Most sustainability standards are benchmarked in one way or another. This means they are assessed, compared and potentially recognised as meeting a certain level of performance. These benchmarks are particularly influential when public policies rely on them to identify responsible and sustainable business practices.
In response to their growing significance, ISEAL has conducted a public consultation to gather expertise from a wide range of perspectives to inform a set of good practices. This guidance aims to support greater transparency, rigour and consistency in the implementation of benchmarking programmes and exercises.
Bringing credibility and consistency to benchmarking
Benchmarking initiatives define a specific reference point and carry out evaluations of sustainability policies, standards, and tools against it. In this way, benchmarks provide users with comparable information about the benchmarked entities.

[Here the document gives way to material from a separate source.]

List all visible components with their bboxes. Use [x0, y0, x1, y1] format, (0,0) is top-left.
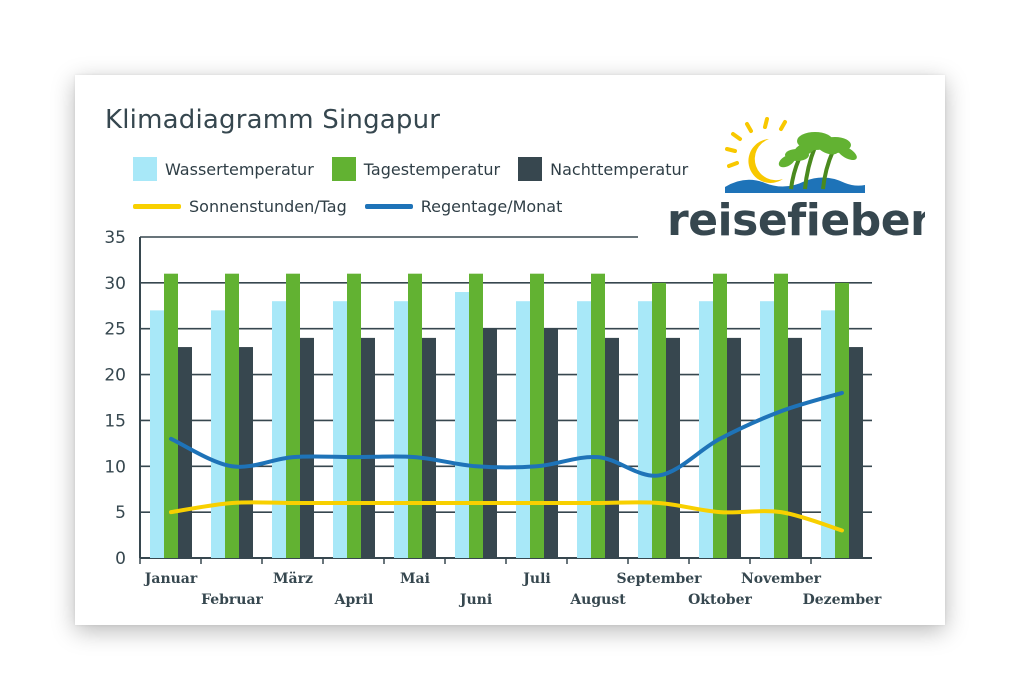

The use of sustainability benchmarks is increasing. Governments use them to ‘qualify’ sustainability standards for use in public procurement, subsidy allocation or trade policies; companies and industry platforms use them to identify which standards or sustainability tools are appropriate for their production needs; in finance they are used as part of ESG investment policies; and NGOs use them to rank the suitability of standards or the sustainability performance of companies.
Sustainability benchmarks thus not only provide information, they also create market incentives and signals. However, the design, process and methodology behind benchmarking results often vary considerably.
As benchmarking increases, questions of quality, consistency and credibility need to be addressed. And with new sustainability tools and approaches adding diversity to the landscape, this invites questions about how benchmarks should assess and compare not just standards, but the diversity of sustainability initiatives. ISEAL’s benchmarking guidance aims to tackle some of these complex challenges.